Hacker News new | ask | show | jobs
by orf 1666 days ago
We’ve just moved to Snowflake. I haven’t really been impressed with some of the new features added to Redshift, it seems like too little and too late.

The JSON support (SUPER type) is kind of cool, and they are moving towards more “automatic” sorting + partitioning, but it’s just all a bit shit to be honest.

We encountered major bugs with data-sharing, our clusters keep insisting that zstd is the best compression format to use for all our data (but then never actually using it), materialised views often fail to update and understanding why is a nightmare, terrible performance if your strings are varchar(max) (guess what Glue sets them to…), Redshift data often just dies (4 hour downtime recently, no status page) and has some really weird semantics around listing queries, before the data API you couldn’t run async queries and it’s eventbridge integration straight up doesn’t work, nightmare bugs in the Java connection library that don’t show up using psql, tiny set of types (no arrays, uuids), unkillable queries, AQUA actually causing everything to slow down hugely, critical release notes posted only in a fucking random forum, etc etc.

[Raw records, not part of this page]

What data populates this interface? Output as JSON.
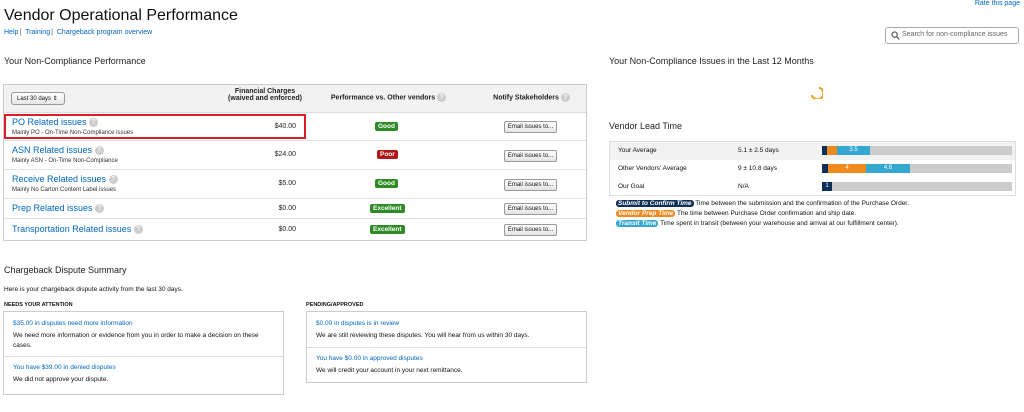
{
  "header": {
    "rate_link": "Rate this page",
    "title": "Vendor Operational Performance",
    "links": [
      "Help",
      "Training",
      "Chargeback program overview"
    ],
    "search_placeholder": "Search for non-compliance issues"
  },
  "performance": {
    "section_title": "Your Non-Compliance Performance",
    "period_select": "Last 30 days",
    "columns": {
      "charges": "Financial Charges",
      "charges_sub": "(waived and enforced)",
      "perf": "Performance vs. Other vendors",
      "notify": "Notify Stakeholders"
    },
    "help_glyph": "?",
    "rows": [
      {
        "name": "PO Related issues",
        "sub": "Mainly PO - On-Time Non-Compliance issues",
        "amount": "$40.00",
        "rating": "Good",
        "email": "Email issues to..."
      },
      {
        "name": "ASN Related issues",
        "sub": "Mainly ASN - On-Time Non-Compliance",
        "amount": "$24.00",
        "rating": "Poor",
        "email": "Email issues to..."
      },
      {
        "name": "Receive Related issues",
        "sub": "Mainly No Carton Content Label issues",
        "amount": "$5.00",
        "rating": "Good",
        "email": "Email issues to..."
      },
      {
        "name": "Prep Related issues",
        "sub": "",
        "amount": "$0.00",
        "rating": "Excellent",
        "email": "Email issues to..."
      },
      {
        "name": "Transportation Related issues",
        "sub": "",
        "amount": "$0.00",
        "rating": "Excellent",
        "email": "Email issues to..."
      }
    ]
  },
  "last12": {
    "title": "Your Non-Compliance Issues in the Last 12 Months"
  },
  "lead_time": {
    "title": "Vendor Lead Time",
    "rows": [
      {
        "label": "Your Average",
        "value": "5.1 ± 2.5 days",
        "segments": [
          {
            "color": "#0e2f5a",
            "value": 0.5,
            "label": ""
          },
          {
            "color": "#f08a1d",
            "value": 1.0,
            "label": ""
          },
          {
            "color": "#35a8d1",
            "value": 3.5,
            "label": "3.5"
          }
        ]
      },
      {
        "label": "Other Vendors' Average",
        "value": "9 ± 10.8 days",
        "segments": [
          {
            "color": "#0e2f5a",
            "value": 0.6,
            "label": ""
          },
          {
            "color": "#f08a1d",
            "value": 4,
            "label": "4"
          },
          {
            "color": "#35a8d1",
            "value": 4.6,
            "label": "4.6"
          }
        ]
      },
      {
        "label": "Our Goal",
        "value": "N/A",
        "segments": [
          {
            "color": "#0e2f5a",
            "value": 1,
            "label": "1"
          }
        ]
      }
    ],
    "legend": [
      {
        "tag": "Submit to Confirm Time",
        "color": "#0e2f5a",
        "text": "Time between the submission and the confirmation of the Purchase Order."
      },
      {
        "tag": "Vendor Prep Time",
        "color": "#f08a1d",
        "text": "The time between Purchase Order confirmation and ship date."
      },
      {
        "tag": "Transit Time",
        "color": "#35a8d1",
        "text": "Time spent in transit (between your warehouse and arrival at our fulfillment center)."
      }
    ]
  },
  "disputes": {
    "title": "Chargeback Dispute Summary",
    "intro": "Here is your chargeback dispute activity from the last 30 days.",
    "attention": {
      "heading": "NEEDS YOUR ATTENTION",
      "items": [
        {
          "link": "$35.00 in disputes need more information",
          "text": "We need more information or evidence from you in order to make a decision on these cases."
        },
        {
          "link": "You have $39.00 in denied disputes",
          "text": "We did not approve your dispute."
        }
      ]
    },
    "pending": {
      "heading": "PENDING/APPROVED",
      "items": [
        {
          "link": "$0.00 in disputes is in review",
          "text": "We are still reviewing these disputes. You will hear from us within 30 days."
        },
        {
          "link": "You have $0.00 in approved disputes",
          "text": "We will credit your account in your next remittance."
        }
      ]
    }
  }
}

Snowflake has apparently sorted this, as well as including ingestion tools (snowpipe) that you’d otherwise have to stitch together with AWS Glue or something (a cursed service if ever there was one).

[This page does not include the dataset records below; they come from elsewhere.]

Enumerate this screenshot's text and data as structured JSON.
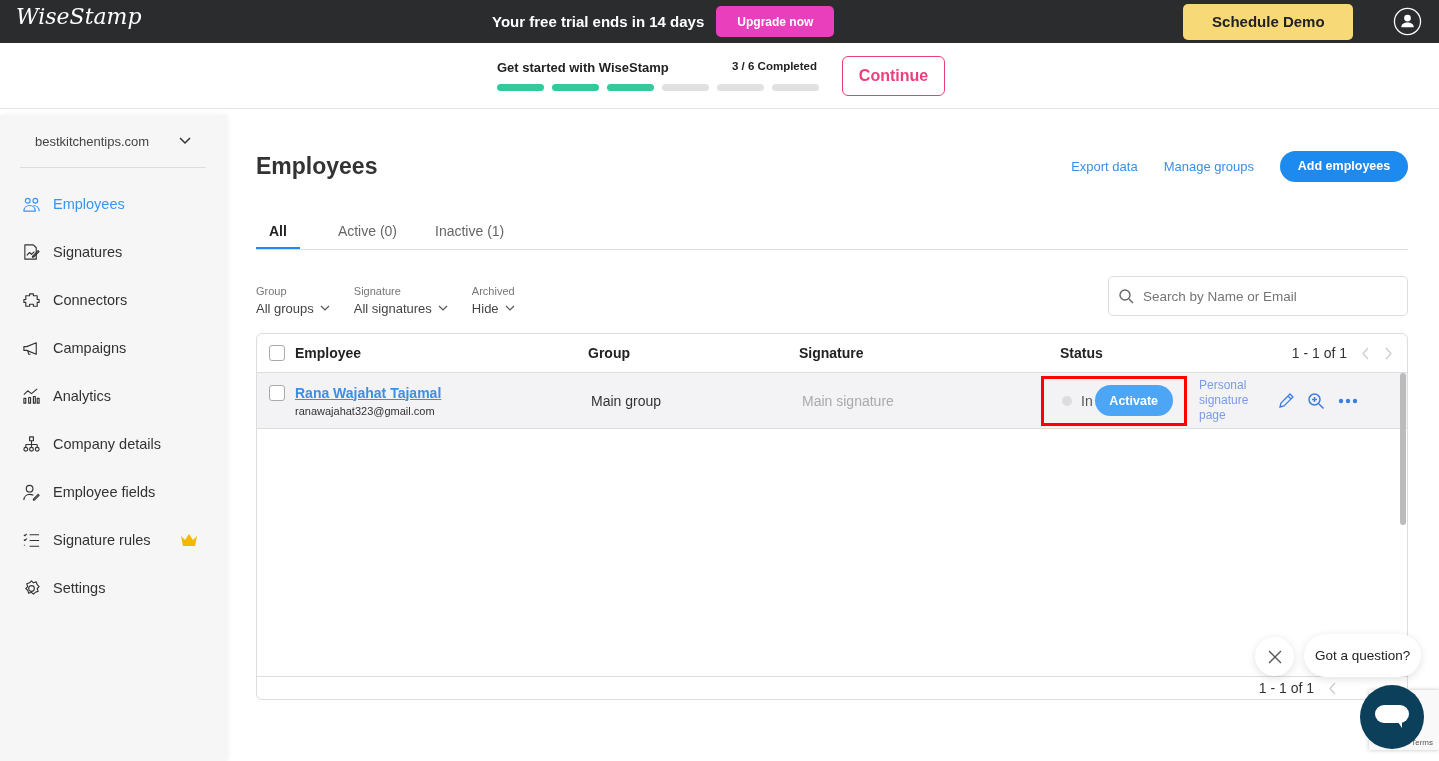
{
  "topbar": {
    "logo": "WiseStamp",
    "trial_message": "Your free trial ends in 14 days",
    "upgrade_button": "Upgrade now",
    "demo_button": "Schedule Demo"
  },
  "onboarding": {
    "title": "Get started with WiseStamp",
    "progress_text": "3 / 6 Completed",
    "steps": [
      {
        "completed": true
      },
      {
        "completed": true
      },
      {
        "completed": true
      },
      {
        "completed": false
      },
      {
        "completed": false
      },
      {
        "completed": false
      }
    ],
    "continue_button": "Continue"
  },
  "sidebar": {
    "account": "bestkitchentips.com",
    "items": [
      {
        "label": "Employees",
        "selected": true,
        "premium": false
      },
      {
        "label": "Signatures",
        "selected": false,
        "premium": false
      },
      {
        "label": "Connectors",
        "selected": false,
        "premium": false
      },
      {
        "label": "Campaigns",
        "selected": false,
        "premium": false
      },
      {
        "label": "Analytics",
        "selected": false,
        "premium": false
      },
      {
        "label": "Company details",
        "selected": false,
        "premium": false
      },
      {
        "label": "Employee fields",
        "selected": false,
        "premium": false
      },
      {
        "label": "Signature rules",
        "selected": false,
        "premium": true
      },
      {
        "label": "Settings",
        "selected": false,
        "premium": false
      }
    ]
  },
  "page": {
    "title": "Employees",
    "actions": [
      "Export data",
      "Manage groups"
    ],
    "primary_button": "Add employees"
  },
  "tabs": [
    {
      "label": "All",
      "selected": true
    },
    {
      "label": "Active (0)",
      "selected": false
    },
    {
      "label": "Inactive (1)",
      "selected": false
    }
  ],
  "filters": [
    {
      "label": "Group",
      "value": "All groups"
    },
    {
      "label": "Signature",
      "value": "All signatures"
    },
    {
      "label": "Archived",
      "value": "Hide"
    }
  ],
  "search": {
    "placeholder": "Search by Name or Email"
  },
  "table": {
    "columns": [
      "Employee",
      "Group",
      "Signature",
      "Status"
    ],
    "pagination": "1 - 1 of 1",
    "footer_pagination": "1 - 1 of 1",
    "all_checked": false,
    "rows": [
      {
        "checked": false,
        "name": "Rana Wajahat Tajamal",
        "email": "ranawajahat323@gmail.com",
        "group": "Main group",
        "signature": "Main signature",
        "status": "In",
        "action_button": "Activate",
        "link": "Personal signature page"
      }
    ]
  },
  "chat": {
    "bubble": "Got a question?"
  },
  "recaptcha": {
    "text": "Terms"
  }
}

That being said, in some cases Redshift absolutely flies. But the real world isn’t filled with ideal schemas and natural sort keys. It’s messy. And Snowflake deals with messy better.

3 comments

I've had terrible experiences with Snowflake "automatic" optimizations. You have zero visibility or control over partitioning, join strategy, or anything else compared to Spark/Databricks.
> You have zero visibility or control over partitioning

snowflake give you visiblity into clustering [1] and in the query profile view you can see how pruning is working( or not working)

Can you give an example of what you visibility you would like to see in terms of partitioning?

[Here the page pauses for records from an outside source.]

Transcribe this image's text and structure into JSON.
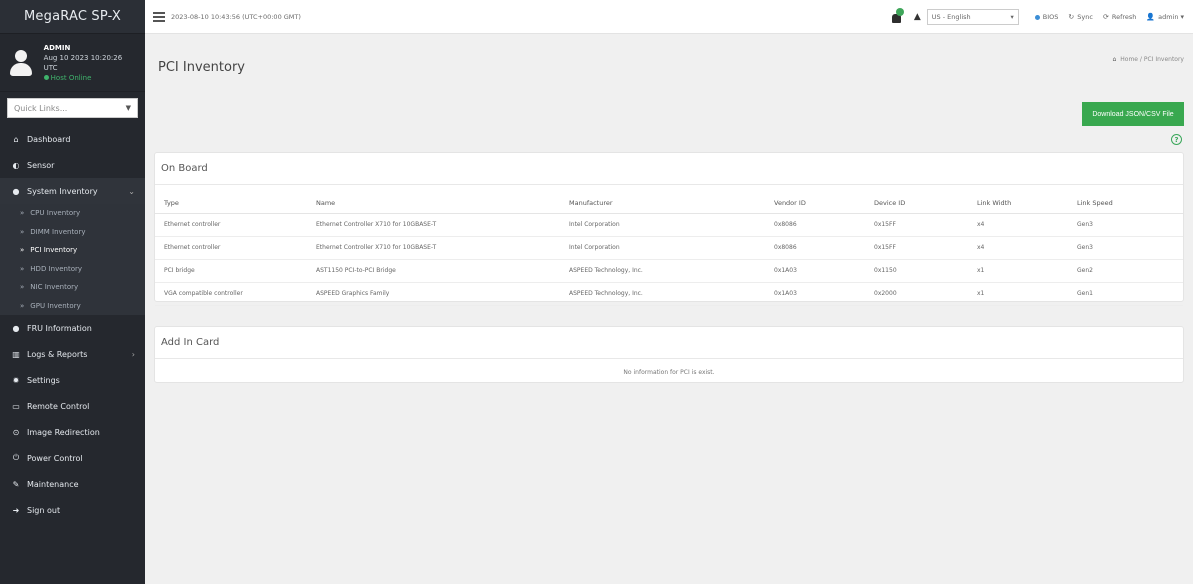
{
  "sidebar": {
    "brand": "MegaRAC SP-X",
    "user": {
      "name": "ADMIN",
      "login_time": "Aug 10 2023 10:20:26 UTC",
      "status": "Host Online"
    },
    "quick_links_placeholder": "Quick Links...",
    "items": [
      {
        "label": "Dashboard",
        "icon": "home-icon"
      },
      {
        "label": "Sensor",
        "icon": "gauge-icon"
      },
      {
        "label": "System Inventory",
        "icon": "inventory-icon"
      },
      {
        "label": "FRU Information",
        "icon": "info-icon"
      },
      {
        "label": "Logs & Reports",
        "icon": "chart-icon"
      },
      {
        "label": "Settings",
        "icon": "gear-icon"
      },
      {
        "label": "Remote Control",
        "icon": "monitor-icon"
      },
      {
        "label": "Image Redirection",
        "icon": "disc-icon"
      },
      {
        "label": "Power Control",
        "icon": "power-icon"
      },
      {
        "label": "Maintenance",
        "icon": "wrench-icon"
      },
      {
        "label": "Sign out",
        "icon": "signout-icon"
      }
    ],
    "sub_items": [
      {
        "label": "CPU Inventory"
      },
      {
        "label": "DIMM Inventory"
      },
      {
        "label": "PCI Inventory"
      },
      {
        "label": "HDD Inventory"
      },
      {
        "label": "NIC Inventory"
      },
      {
        "label": "GPU Inventory"
      }
    ]
  },
  "header": {
    "clock": "2023-08-10 10:43:56 (UTC+00:00 GMT)",
    "language": "US - English",
    "bios": "BIOS",
    "sync": "Sync",
    "refresh": "Refresh",
    "user": "admin"
  },
  "main": {
    "title": "PCI Inventory",
    "breadcrumb_home": "Home",
    "breadcrumb_current": "PCI Inventory",
    "download_label": "Download JSON/CSV File",
    "onboard": {
      "title": "On Board",
      "columns": [
        "Type",
        "Name",
        "Manufacturer",
        "Vendor ID",
        "Device ID",
        "Link Width",
        "Link Speed"
      ],
      "rows": [
        [
          "Ethernet controller",
          "Ethernet Controller X710 for 10GBASE-T",
          "Intel Corporation",
          "0x8086",
          "0x15FF",
          "x4",
          "Gen3"
        ],
        [
          "Ethernet controller",
          "Ethernet Controller X710 for 10GBASE-T",
          "Intel Corporation",
          "0x8086",
          "0x15FF",
          "x4",
          "Gen3"
        ],
        [
          "PCI bridge",
          "AST1150 PCI-to-PCI Bridge",
          "ASPEED Technology, Inc.",
          "0x1A03",
          "0x1150",
          "x1",
          "Gen2"
        ],
        [
          "VGA compatible controller",
          "ASPEED Graphics Family",
          "ASPEED Technology, Inc.",
          "0x1A03",
          "0x2000",
          "x1",
          "Gen1"
        ]
      ]
    },
    "addin": {
      "title": "Add In Card",
      "empty_text": "No information for PCI is exist."
    }
  }
}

1. https://docs.snowflake.com/en/sql-reference/functions/system...

Being able to see exactly which columns are partitioned on so I know whether my query is going to be efficient or require full scan+materialization. I understand from your link Snowflake has clustering keys but it seems like this only "suggests" that Snowflake should partition on that key. Also with Spark I can look at the query plan while it's executing and figure out what part of my query is bottlenecking. Seems like Snowflake requires a query to complete for me to do that.
Clustering information is available in the object browser in the UI, as well as the results of a show table.

https://docs.snowflake.com/en/user-guide/tables-clustering-k...

Snowflake does not automatically cluster tables, because it is something users need to decide if they want to or not, as well as the best clustering strategy. In some instances it is better to cluster on one column to increase performance of loads, but a different key would benefit users querying the table. Which is the right choice? It's up to the user to decide. What if you want both? Create the table with the clustering key to optimize load, then create a materialized view that clusters by the keys best for the queries and Snowflake will automatically rewrite queries to use the MV if it makes more sense. Problem(s) solved.

You can access the query profile while it is running to understand which step is currently running and where your bottlenecks are.

https://docs.snowflake.com/en/user-guide/ui-query-profile.ht...

I use this often when troubleshooting long running queries, most often users forget a join condition and it results in a semi-product join. This is easily caught with high row counts coming out of two nodes with low row counts.

What do you mean "too late"? Redshift was released in 2012.

Edit for future readers: the original comment was "I haven’t really been impressed with Redshift, it seems like too little and too late".

Sorry, I tend to abbreviate too much. Given the context of the article (new sexy cool redshift features ripped from Snowflake) I meant to convey “the direction redshift is heading in seems too little too late”.
Oh ok. I don't know Snowflake so I had no idea this new feature was a (late) response to Snowflake.
This article was released 30 NOV 2021. So 9 years,
given snowflake also uses s3. Could aws do something with redshift that moves computation closer to s3 and be even faster than snowflake. Basically take advantage of the fact that they own s3.
they already have https://aws.amazon.com/redshift/features/aqua/

basically distributing compute down to the actual storage nodes

Yeah that’s cool except it made all our queries slower. I’ll add that to my list above, forgot about that.
I've not yet investigated AQUA, but it's absolutely on the list.

The idea that is handles some SQL functionality with additional parallelism seems fine, but then I read that if a query uses any AQUA functionality, it's something like the entire query runs in AQUA, and that seems to me to be potentially a problem.

I'm very curious to start investigating, but there's a list of higher priority matters to investigate.